I agree with Barry who says:

"Wal-Mart is trying to have something for everyone and in the process it will lose its current customer"

    In writing this post, it's not my intention to bash Wal-Mart - only to analyze their branding strategy out of intellectual curiosity and to see how it applies to my current employer. Then again, maybe not - maybe Wal-Mart will prove that brand divergence is a false theory making stacks of books obsolete.

    So how does this apply to Non-profit marketing? How many times have you taken a floundering campaign and added elements or new types of users only to find that you've taken a step backwards? It takes discipline to step back and look at your brand, figure what it stands for, where it stands in the marketplace and craft a strategy that will raise more money or drive more awareness.

    For instance, Team In Training is a fitness brand - and one that appeals to high achievers - folks who want to commit to running a marathon or completing a triathalon and who tend to be female. Those same folks are expected to raise several thousands of dollars as they train for their event! We constantly battle against each other looking for "new marketings" - expanding Team In Training in it's current form 24-year old single males who play video games all day doesn't make sense!
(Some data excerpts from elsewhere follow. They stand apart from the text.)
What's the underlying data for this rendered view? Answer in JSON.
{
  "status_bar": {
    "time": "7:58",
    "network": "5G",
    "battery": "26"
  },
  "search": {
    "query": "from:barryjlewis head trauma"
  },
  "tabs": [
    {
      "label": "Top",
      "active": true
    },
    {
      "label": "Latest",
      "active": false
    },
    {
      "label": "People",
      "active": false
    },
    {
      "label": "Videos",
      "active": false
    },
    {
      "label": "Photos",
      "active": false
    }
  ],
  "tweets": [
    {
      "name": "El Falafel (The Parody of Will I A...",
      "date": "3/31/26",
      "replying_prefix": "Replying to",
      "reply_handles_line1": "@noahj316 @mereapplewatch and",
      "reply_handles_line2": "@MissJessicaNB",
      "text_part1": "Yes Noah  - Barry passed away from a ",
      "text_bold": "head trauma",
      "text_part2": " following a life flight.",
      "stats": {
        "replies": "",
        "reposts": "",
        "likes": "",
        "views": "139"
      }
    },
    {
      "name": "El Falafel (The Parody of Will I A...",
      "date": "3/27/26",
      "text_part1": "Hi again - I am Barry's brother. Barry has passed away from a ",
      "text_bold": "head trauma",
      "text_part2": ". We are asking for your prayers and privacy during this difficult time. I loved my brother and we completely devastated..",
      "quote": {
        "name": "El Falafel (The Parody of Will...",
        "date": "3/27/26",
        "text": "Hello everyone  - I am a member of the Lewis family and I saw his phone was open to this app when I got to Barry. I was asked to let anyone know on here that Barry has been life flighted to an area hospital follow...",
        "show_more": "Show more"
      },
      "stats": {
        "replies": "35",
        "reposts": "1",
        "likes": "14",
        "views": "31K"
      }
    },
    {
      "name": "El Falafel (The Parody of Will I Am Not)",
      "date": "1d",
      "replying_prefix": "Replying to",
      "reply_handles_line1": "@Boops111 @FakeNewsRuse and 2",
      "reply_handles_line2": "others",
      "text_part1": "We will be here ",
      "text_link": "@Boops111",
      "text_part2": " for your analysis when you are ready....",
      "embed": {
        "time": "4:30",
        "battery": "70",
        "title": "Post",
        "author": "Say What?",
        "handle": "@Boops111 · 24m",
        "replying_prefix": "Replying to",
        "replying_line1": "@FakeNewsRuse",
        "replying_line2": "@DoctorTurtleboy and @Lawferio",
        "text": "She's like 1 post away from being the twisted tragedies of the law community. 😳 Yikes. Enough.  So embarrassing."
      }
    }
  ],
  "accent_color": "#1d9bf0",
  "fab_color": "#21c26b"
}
If we want to go after that demographic/consumer, then we need a new brand - that's brand divergence - and most likely, the level of training, staff support and fundraising would be significantly different (sounds like a new program to me!)

    As for some of my other mistakes - we tried to launch a Team In Training film school/video mash up site with no luck at all. Why? High achieving females who are busy training for marathons and raising thousands of dollars don't have the time, ability or interest in creating fun, viral videos. Oops :) Hey, we all make mistakes once in a while. Hopefully for Wal-Mart's marketing staff, this isn't a billion dollar branding blunder. Perhaps a better strategy would have been to launch a video remix site for 24 year old video gamers who want to create video game versions of our PSAs in World of Warcraft. Or, maybe not!

    What am I missing about Wal-Mart's strategy that makes me look like a fool for posting all this stuff? Comments are open so bring em on!